Monday, April 29, 2019

Impermanence and Suffering

First there was Dr. Abraham Verghese. More than two decades ago, when I read his memoir that intertwined his personal life and his professional life treating HIV and AIDS patients in the boondocks of rural Tennessee, I was blown away that a physician with origins in India could engage in such awesome writing.

Then came Atul Gawande.

"And the muttering grew to a grumbling; And the grumbling grew to a mighty rumbling." Now, it seems like there are Indian-American physician-authors everywhere I turn. Fantastic!

One of the latest additions to this long list is Sunita Puri, who is "a palliative care doctor at the University of Southern California."

Palliative care. It takes a brave soul to get into that field of medicine.

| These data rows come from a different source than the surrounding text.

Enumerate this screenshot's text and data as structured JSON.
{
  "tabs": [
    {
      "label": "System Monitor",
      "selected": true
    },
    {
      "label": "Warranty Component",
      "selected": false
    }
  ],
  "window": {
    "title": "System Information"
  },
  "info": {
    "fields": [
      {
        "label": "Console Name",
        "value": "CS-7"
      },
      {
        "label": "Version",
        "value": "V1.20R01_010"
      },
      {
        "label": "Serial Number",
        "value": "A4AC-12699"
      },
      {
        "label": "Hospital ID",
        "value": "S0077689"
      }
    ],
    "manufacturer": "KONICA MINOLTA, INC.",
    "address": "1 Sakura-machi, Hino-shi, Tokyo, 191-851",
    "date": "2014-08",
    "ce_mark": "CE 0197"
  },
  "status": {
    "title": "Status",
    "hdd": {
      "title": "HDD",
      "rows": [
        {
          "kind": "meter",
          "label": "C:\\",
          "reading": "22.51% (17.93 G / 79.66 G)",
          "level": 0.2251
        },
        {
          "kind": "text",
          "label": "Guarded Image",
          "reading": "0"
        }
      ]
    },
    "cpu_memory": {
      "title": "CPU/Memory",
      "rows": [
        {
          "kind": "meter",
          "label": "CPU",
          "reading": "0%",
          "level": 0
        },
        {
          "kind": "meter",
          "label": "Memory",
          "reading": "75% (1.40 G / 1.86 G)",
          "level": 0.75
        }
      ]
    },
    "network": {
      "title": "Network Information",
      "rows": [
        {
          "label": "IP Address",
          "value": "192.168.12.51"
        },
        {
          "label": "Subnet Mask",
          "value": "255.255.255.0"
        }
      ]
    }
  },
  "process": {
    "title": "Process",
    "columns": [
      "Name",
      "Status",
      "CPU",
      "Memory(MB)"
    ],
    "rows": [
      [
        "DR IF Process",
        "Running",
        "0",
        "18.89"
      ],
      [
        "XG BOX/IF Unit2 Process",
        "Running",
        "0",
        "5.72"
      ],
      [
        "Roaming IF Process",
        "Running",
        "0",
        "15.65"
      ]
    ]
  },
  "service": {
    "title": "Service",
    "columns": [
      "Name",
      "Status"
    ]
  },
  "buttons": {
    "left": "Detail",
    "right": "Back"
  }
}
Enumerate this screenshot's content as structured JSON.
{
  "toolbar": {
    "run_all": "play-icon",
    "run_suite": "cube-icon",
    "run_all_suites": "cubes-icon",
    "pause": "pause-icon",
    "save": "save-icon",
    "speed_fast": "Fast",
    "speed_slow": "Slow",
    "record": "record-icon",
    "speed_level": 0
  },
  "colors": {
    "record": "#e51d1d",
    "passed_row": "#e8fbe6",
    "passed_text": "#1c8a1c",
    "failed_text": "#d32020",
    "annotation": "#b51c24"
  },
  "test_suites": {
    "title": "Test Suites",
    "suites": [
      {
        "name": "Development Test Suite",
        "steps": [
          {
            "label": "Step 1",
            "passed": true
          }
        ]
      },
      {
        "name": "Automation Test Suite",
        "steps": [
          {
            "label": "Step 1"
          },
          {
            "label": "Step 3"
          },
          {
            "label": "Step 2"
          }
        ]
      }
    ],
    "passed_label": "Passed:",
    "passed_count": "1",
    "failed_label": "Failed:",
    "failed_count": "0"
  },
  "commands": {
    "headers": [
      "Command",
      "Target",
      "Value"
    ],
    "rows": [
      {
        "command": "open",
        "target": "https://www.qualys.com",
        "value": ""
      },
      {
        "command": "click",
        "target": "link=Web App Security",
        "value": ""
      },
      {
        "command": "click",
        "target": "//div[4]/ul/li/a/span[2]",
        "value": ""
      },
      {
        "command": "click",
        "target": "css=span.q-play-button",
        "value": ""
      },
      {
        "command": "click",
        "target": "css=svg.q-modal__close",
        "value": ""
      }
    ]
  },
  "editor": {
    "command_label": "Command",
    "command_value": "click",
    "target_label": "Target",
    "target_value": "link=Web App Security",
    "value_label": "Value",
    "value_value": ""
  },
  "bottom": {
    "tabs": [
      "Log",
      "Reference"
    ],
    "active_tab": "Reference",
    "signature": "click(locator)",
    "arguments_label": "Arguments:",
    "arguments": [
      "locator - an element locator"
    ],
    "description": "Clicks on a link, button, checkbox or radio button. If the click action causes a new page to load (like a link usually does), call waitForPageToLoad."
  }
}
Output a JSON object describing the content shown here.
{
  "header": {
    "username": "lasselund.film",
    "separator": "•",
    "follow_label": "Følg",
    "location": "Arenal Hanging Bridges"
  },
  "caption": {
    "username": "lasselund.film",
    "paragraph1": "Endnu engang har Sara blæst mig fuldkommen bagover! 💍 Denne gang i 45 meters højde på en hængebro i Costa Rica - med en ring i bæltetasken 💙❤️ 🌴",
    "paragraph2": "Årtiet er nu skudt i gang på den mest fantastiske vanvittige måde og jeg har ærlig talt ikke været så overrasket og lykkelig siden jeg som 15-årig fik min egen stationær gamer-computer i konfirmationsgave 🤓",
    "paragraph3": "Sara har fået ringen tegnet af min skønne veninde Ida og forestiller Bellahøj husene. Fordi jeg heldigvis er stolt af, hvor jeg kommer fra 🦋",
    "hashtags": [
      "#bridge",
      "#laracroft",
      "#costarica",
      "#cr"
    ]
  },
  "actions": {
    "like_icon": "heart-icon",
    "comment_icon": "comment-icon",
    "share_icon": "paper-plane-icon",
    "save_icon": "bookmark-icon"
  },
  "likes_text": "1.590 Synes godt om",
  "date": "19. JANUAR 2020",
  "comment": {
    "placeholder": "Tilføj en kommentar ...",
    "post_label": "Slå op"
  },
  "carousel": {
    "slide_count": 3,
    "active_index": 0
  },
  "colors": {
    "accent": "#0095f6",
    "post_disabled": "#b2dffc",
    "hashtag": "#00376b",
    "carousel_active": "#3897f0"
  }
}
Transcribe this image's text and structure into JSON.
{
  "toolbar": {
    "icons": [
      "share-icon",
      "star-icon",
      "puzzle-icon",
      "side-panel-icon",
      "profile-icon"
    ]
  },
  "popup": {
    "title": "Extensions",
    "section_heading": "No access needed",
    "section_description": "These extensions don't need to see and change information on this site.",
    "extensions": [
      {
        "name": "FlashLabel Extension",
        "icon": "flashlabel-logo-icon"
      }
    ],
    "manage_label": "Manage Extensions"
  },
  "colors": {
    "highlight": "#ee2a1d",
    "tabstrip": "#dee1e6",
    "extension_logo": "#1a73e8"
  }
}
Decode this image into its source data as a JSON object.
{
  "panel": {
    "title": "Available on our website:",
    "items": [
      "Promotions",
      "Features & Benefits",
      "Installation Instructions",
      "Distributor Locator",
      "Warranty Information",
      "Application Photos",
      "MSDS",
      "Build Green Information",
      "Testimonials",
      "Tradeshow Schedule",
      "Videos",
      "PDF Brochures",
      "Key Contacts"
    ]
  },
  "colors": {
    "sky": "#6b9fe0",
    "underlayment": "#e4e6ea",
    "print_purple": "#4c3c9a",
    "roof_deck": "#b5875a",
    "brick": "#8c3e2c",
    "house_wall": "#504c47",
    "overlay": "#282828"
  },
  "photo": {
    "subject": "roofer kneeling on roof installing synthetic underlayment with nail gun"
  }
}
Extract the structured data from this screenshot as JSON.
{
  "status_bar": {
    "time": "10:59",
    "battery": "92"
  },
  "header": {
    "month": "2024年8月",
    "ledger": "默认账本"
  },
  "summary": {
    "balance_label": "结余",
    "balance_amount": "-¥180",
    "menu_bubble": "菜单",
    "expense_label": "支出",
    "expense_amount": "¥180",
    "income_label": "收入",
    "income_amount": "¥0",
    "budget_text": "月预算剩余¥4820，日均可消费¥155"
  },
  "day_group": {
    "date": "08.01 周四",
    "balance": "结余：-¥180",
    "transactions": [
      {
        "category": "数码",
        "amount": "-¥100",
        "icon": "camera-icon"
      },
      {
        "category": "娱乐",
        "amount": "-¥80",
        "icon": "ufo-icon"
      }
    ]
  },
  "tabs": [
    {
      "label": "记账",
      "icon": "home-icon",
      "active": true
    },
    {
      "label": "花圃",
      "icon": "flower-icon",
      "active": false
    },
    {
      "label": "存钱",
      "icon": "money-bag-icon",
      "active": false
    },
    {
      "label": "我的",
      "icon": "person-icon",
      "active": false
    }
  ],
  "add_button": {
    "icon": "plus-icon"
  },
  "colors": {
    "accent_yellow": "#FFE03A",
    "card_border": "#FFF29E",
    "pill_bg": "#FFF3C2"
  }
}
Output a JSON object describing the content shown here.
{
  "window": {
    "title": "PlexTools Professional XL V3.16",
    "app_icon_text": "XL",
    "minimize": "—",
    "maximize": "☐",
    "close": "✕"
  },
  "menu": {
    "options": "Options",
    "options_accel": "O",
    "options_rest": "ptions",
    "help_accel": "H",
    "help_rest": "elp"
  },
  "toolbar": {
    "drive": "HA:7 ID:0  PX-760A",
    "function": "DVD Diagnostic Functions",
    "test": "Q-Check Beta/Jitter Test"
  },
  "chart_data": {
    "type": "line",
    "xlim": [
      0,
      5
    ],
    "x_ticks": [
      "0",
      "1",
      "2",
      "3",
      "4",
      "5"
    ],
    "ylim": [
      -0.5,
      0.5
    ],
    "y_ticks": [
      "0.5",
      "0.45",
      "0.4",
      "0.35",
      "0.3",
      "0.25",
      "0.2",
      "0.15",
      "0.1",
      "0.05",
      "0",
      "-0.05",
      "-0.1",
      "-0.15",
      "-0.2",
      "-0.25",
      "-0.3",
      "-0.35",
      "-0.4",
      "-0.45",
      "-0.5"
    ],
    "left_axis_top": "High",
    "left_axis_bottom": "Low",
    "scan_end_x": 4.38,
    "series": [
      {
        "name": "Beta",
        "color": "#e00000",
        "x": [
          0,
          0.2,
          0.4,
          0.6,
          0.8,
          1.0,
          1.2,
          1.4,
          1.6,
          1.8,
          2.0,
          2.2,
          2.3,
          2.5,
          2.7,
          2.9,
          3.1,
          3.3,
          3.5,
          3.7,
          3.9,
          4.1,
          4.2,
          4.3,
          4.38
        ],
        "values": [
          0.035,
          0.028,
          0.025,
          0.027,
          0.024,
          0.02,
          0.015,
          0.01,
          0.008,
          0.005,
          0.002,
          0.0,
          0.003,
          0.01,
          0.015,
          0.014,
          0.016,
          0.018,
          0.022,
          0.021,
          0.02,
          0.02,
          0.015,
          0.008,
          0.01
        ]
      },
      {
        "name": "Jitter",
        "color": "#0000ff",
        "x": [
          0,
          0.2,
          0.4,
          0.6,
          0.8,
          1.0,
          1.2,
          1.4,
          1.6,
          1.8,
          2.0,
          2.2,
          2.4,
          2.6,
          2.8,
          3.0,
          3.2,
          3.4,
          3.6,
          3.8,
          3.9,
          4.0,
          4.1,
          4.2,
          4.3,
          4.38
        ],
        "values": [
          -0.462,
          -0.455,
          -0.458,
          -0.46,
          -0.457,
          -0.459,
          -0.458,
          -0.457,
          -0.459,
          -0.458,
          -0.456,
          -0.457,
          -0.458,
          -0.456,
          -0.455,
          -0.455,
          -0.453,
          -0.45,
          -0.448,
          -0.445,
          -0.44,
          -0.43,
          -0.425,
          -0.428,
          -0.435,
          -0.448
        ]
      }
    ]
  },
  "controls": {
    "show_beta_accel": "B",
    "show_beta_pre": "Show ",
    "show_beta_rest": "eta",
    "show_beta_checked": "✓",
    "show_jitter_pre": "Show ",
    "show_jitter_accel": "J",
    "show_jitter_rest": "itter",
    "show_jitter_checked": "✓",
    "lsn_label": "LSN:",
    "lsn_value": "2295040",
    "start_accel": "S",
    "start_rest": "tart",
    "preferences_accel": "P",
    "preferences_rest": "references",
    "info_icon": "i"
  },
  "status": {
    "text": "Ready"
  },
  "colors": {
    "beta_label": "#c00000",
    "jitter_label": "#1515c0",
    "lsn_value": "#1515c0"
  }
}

She wrote about that aspect too: "I hadn’t expected that the type of medicine I’d chosen to practice would require a strength and perspective that medical training hadn’t offered."  She writes there:
One of my attending physicians noticed that I’d become more withdrawn, less punctual and occasionally distracted. “This is difficult work,” she told me gently, reminding me that I’d need to care for myself in order to care for my patients. I tried massages, therapy, hiking and meditating under the shade of Marin County redwoods. But when my sadness grew stronger, I longed for a place where I might find community among others searching for support.
In that awesome piece of writing, Puri describes a group of Buddhist monks creating the mandala and then methodically sweeping away their creation.
[The] sweeping away of a sand painting that helped me truly understand that change and impermanence are not just spiritual tenets but laws of nature — ones that I’d struggled against and had been taught to ignore throughout much of my medical training.
In an interview with NPR, timed with the release of her book, Puri emphasizes that doctors, heroes they are, "are not good at knowing what to do when we can't fix a problem."  Puri says:
In my medical training, there were so much focus on the technical and scientific aspects. But as I was learning those things, I was not also learning how to talk with someone who has a serious diagnosis. How do you explain to them how their life might change? How do you ask, if this is not something that we can cure, "What would be really important to you in the time that you have?" And this language was not given to me in medical training.
I am so thankful that people like Sunita Puri are out there working on this important aspect of life, in which death is certain.  As she says, dying a good death is a part of living a good life.